The revenge tragedy, or revenge play, is a dramatic genre in which the protagonist seeks revenge for an imagined or actual injury.[1] The term revenge tragedy was first introduced in 1900 by A. H. Thorndike to label a class of plays written in the late Elizabethan and early Jacobean eras (circa 1580s to 1620s).

. . . While taken from Greek and Roman source material, many early Elizabethan plays with revenge themes had those themes exacerbated by the English translators. That is to say, the original stories were vengeance focused, but when rewritten and staged in England, they had an even greater focus on gruesome revenge.

In other words, they were popular because tastes demanded them:

Elizabethan audiences loved revenge tragedies, probably because they were used to watching horrifying scenes for entertainment, and popularity for this genre can be traced back to the 1580s. Although the earliest revenge tragedy we have access to The Spanish Tragedy by Thomas Kyd (c.1587), the Ur-Hamlet (also attributed to Kyd) was probably written about the same time and this play influenced Shakespeare’s Hamlet which, as we all know, is one of the most famous plays that has ever been written.

Revenge plays continued to be popular in the 1590s and early 1600s with some of the bloodiest revenge tragedies being produced between 1585 and 1595, including The Jew of Malta (c.1590) and Titus Andronicus (c.1592). They were written sporadically until the 1640s but they tapered off in the Caroline era as tastes changed.

So, what are current tastes as of the early 21st century? Let's look at one of the most popular film franchises of the past decade, John Wick:

The films have received critical acclaim, and have been considered one of the greatest action film series of all time. Many critics and publications consider the first film, as well as Chapter 4, as two of the greatest action films ever made. The films have earned a collective gross of more than $1 billion worldwide.

What's behind this?

John Wick embraces a quiet, sly silliness that borders on parody. It's a movie that knows what it is: bloody, visceral, and self-aware enough to wink at the audience from time to time with an expertly placed one-liner.

. . . Wick's prowess as a dealer of death is actually the best example of the franchise's tonal balance. He's legendary throughout the assassin community, an unstoppable Terminator-style figure that inspires awe as much as terrified resignation. The audience sees none of Wick's murderous history, however; it's all conveyed through dialogue that reads like a modern fairy tale or a superhero origin story. Viggo Tarasov (Michael Nyqvist), Iosef's father, flat-out abandons Iosef to his fate because that boy's in deep sh*t. But he still seethes over Wick's mythos, especially how Wick once killed three men with a pencil. "Who the f*ck does that?" he demands.
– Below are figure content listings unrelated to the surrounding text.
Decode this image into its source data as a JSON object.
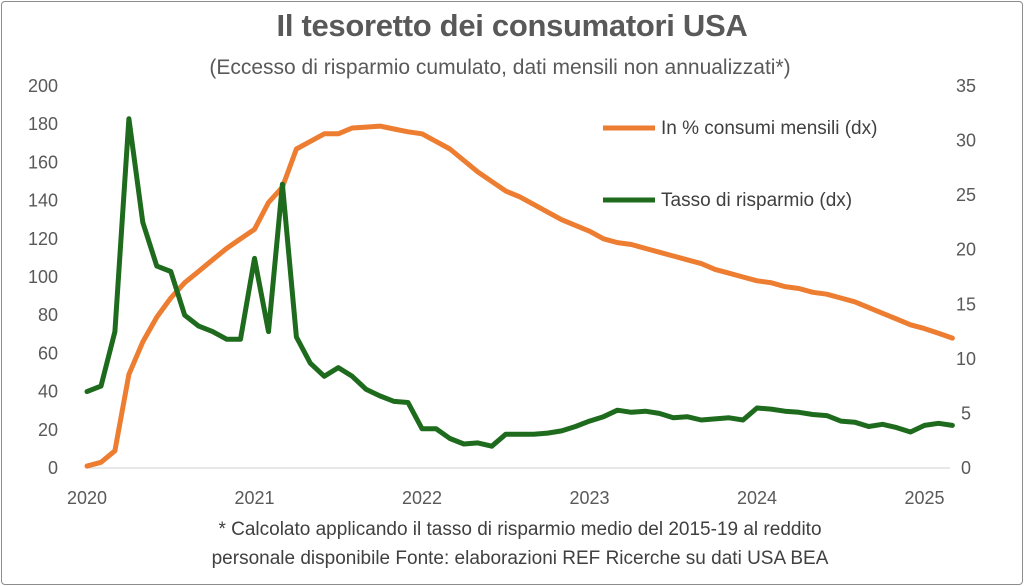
{
  "header": {
    "title": "Il tesoretto dei consumatori USA",
    "subtitle": "(Eccesso di risparmio cumulato, dati mensili non annualizzati*)"
  },
  "footer": {
    "note_line1": "* Calcolato applicando il tasso di risparmio medio del 2015-19 al reddito",
    "note_line2": "personale disponibile  Fonte: elaborazioni REF Ricerche su dati USA BEA"
  },
  "chart_data": {
    "type": "line",
    "title": "Il tesoretto dei consumatori USA",
    "subtitle": "(Eccesso di risparmio cumulato, dati mensili non annualizzati*)",
    "x_tick_labels": [
      "2020",
      "2021",
      "2022",
      "2023",
      "2024",
      "2025"
    ],
    "x_start": 2020.0,
    "x_step_months": 1,
    "y_left": {
      "range": [
        0,
        200
      ],
      "ticks": [
        0,
        20,
        40,
        60,
        80,
        100,
        120,
        140,
        160,
        180,
        200
      ]
    },
    "y_right": {
      "range": [
        0,
        35
      ],
      "ticks": [
        0,
        5,
        10,
        15,
        20,
        25,
        30,
        35
      ]
    },
    "grid": false,
    "legend_position": "top-right",
    "colors": {
      "orange": "#ED7D31",
      "green": "#1E6B1E",
      "axis_text": "#595959"
    },
    "series": [
      {
        "name": "In % consumi mensili (dx)",
        "color": "#ED7D31",
        "axis": "left",
        "values": [
          1,
          3,
          9,
          49,
          66,
          79,
          89,
          97,
          103,
          109,
          115,
          120,
          125,
          139,
          147,
          167,
          171,
          175,
          175,
          178,
          178.5,
          179,
          177.5,
          176,
          175,
          171,
          167,
          161,
          155,
          150,
          145,
          142,
          138,
          134,
          130,
          127,
          124,
          120,
          118,
          117,
          115,
          113,
          111,
          109,
          107,
          104,
          102,
          100,
          98,
          97,
          95,
          94,
          92,
          91,
          89,
          87,
          84,
          81,
          78,
          75,
          73,
          70.5,
          68
        ]
      },
      {
        "name": "Tasso di risparmio (dx)",
        "color": "#1E6B1E",
        "axis": "right",
        "values": [
          7,
          7.5,
          12.5,
          32,
          22.5,
          18.5,
          18,
          14,
          13,
          12.5,
          11.8,
          11.8,
          19.2,
          12.5,
          26,
          12,
          9.6,
          8.4,
          9.2,
          8.4,
          7.2,
          6.6,
          6.1,
          6,
          3.6,
          3.6,
          2.7,
          2.2,
          2.3,
          2,
          3.1,
          3.1,
          3.1,
          3.2,
          3.4,
          3.8,
          4.3,
          4.7,
          5.3,
          5.1,
          5.2,
          5,
          4.6,
          4.7,
          4.4,
          4.5,
          4.6,
          4.4,
          5.5,
          5.4,
          5.2,
          5.1,
          4.9,
          4.8,
          4.3,
          4.2,
          3.8,
          4,
          3.7,
          3.3,
          3.9,
          4.1,
          3.9
        ]
      }
    ]
  }
}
The Bourne film franchise, a decade older although sequels extend into the John Wick period, has the same winking irony, but it adds a specific theme of death, resurrection, and revenge that isn't as prominent in the Wick series. The Treadstone agents who are dispatched to kill Bourne always believe they've succeeded until the controllers at Langley find they've been outsmarted again. This is something the audience loves -- the sort of deep-state elitists you can see every night on The PBS News Hour being skewered and advised to hire good criminal lawyers.

So in many ways, it seems like the Trump story arc -- at least the part covered by his political career -- may as well have been written by a team of Bourne screenwriters, Trump in many ways battles the same villains who run Treadstone and their political patrons. Cheated at the ballot box, slandered in the media, sued by neurotic old women, indicted by comically corrupt DAs and slimy special counsel, reported dead time after time, still returns like Jason Bourse to make monkeys of every one of them.

Trump gives them the same Jason Bourne thrill, winks at the public, and the public loves every minute of it. Why? The public, as even Frank Luntz has begun tardily to discern, is angry. They're angry at the 2020 election. They're angry they were cozened iinto voting for Joe. They're angry at the polite verities. He understands the public mood better than anyone -- there's even a bit of old-time Hollywood there, but not the Holywood we ave now, except maybe for Bourne and John Wick.